ActivePaper Archive Trump might change American culture — but migration won’t - Houston Chronicle, 7/15/2018


Trump might change American culture — but migration won’t


Donald Trump’s character flaws are his own, of course, and they’re not shared by many of the Americans who voted for him. But the president really does have many flaws, and they were on display this past week.

After leaving the NATO summit in Belgium, the president made his first official state visit to the United Kingdom, where leaders like British Prime Minister Theresa May were in the midst of fraught negotiations over whether, and how, to leave the European Union.

Trump promptly gave an interview to the Sun, a tabloid, in which he accused May of bungling “Brexit” so badly that she had possibly scuttled Britain’s chances for a free-trade agreement with the United States.

He subsequently dismissed the Sun’s report as “fake news,” although the paper had an audio recording of the comments he’d made. Then, at a news conference Friday, Trump offered his thoughts on the ongoing worldwide immigration debate.

“I think it’s very much hurt Germany. I think it’s very much hurt other parts of Europe.” he said.

Immigration, Trump added, is “changing the culture” in European countries — and that same thing could happen to the U.S.

“It’s a very sad situation. It’s very unfortunate. But I do not think its good for Europe. And I don’t think it’s good for our country. We’re far superior to anything that’s happened before, but we have very bad immigration laws,” he explained.

These aren’t the most inflammatory comments Trump has made about immigrants. But that’s one of the reasons I found them disturbing. Germany may be experiencing cultural change as the result of large-scale migration, but the U.S. is not Germany and is insulated from the risk of broad cultural change that the president fears.

The explanation has to do with geography and history. The U.S., unlike Europe, is in the Western Hemisphere. The Atlantic and Pacific oceans separate us from most of the world’s migrant-sending countries. The U.S. has, at times, experienced large-scale migration, but it’s never been uncontrolled; it’s relatively easy to control the flow of arrivals to a country that is largely bordered by Canada and a pair of exceptionally large moats.
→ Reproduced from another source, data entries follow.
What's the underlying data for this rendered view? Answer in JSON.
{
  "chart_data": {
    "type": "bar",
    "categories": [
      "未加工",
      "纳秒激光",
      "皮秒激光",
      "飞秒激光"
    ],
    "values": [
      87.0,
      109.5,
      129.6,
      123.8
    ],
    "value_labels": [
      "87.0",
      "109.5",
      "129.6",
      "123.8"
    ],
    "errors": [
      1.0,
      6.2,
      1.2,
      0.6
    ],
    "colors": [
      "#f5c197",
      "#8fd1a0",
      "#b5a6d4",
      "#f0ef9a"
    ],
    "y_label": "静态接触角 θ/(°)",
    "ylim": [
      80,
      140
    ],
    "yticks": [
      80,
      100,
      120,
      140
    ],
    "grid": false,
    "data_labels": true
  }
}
The southern border, of course, is harder to secure. According to the Pew Research Center, there were roughly 11 million unauthorized immigrants in the U.S. in 2016, amajority of whom were from Mexico or Central America. And our immigrant population, overall, is large. The 2010 Census found that roughly 40 million people living in the U.S. were foreign-born; that’s about 13 percent of the population overall.

90 percent native-born

America’s foreign-born population is heterogeneous, though. Roughly 2 million people in this country, for example, were of Chinese origin, according to the Migration Policy Institute. That makes them the nation’s third-largest immigrant group. And Chinese immigrants have influenced American culture in various ways; the same is true, for better or worse, of all such groups.

Still, let’s keep things in perspective here. It helps. There are roughly 330 million people in the U.S., almost 90 percent of whom are native-born. It would be effectively impossible for any group of immigrants to radically overhaul the national culture writ large, even if they were determined to do so. And the largest immigrant group in the U.S. is from a country that is culturally similar to our own.

According to Jorge G. Castañeda, a former foreign minister of Mexico, Mexican culture is notably individualistic. That’s why Mexicans are passionate about property rights as well as soccer — and why, despite their passion for that sport, the national team has never made it past the World Cup quarter finals.

“Mexicans, as they came into existence as a collective entity and as a nation, sought individual, family, community, or local solutions to collective political, or national dilemmas,” writes Castañeda in his book “Manana Forever?” about the historical roots of modern Mexico’s culture.

My fellow Texans, does that remind you of anyone you know?

To Trump’s point, there’s no question that large-scale immigration can change a country’s culture. And such changes might be suboptimal from a native’s point of view. Culture is, after all, a collection of beliefs, ideas and values. Whether a given nation’s culture is preferable to others is a subjective question, but it’s not an absurd one.

Trump’s scapegoat

Similarly, although no culture is set in stone, it’s not inherently bigoted to have concerns about the ways in which one’s own culture might change or reservations about the things that might cause it to do so.

That’s one of the reasons I opposed Trump’s bid for the Republican nomination, actually. I know the U.S. is a deeply imperfect country, with a seriously checkered past. But history also shows that we try, at least intermittently, to do the right thing.

The same cannot be said of Trump. He is simply not committed to common decency, a core American value and the source of our occasional virtue. He lacks kindness and courage, to boot. As president, he may be changing our national culture in some ways; I hope not. And I hope Americans, on both sides of the aisle, can resist Trump’s efforts to scapegoat immigrants for doing so.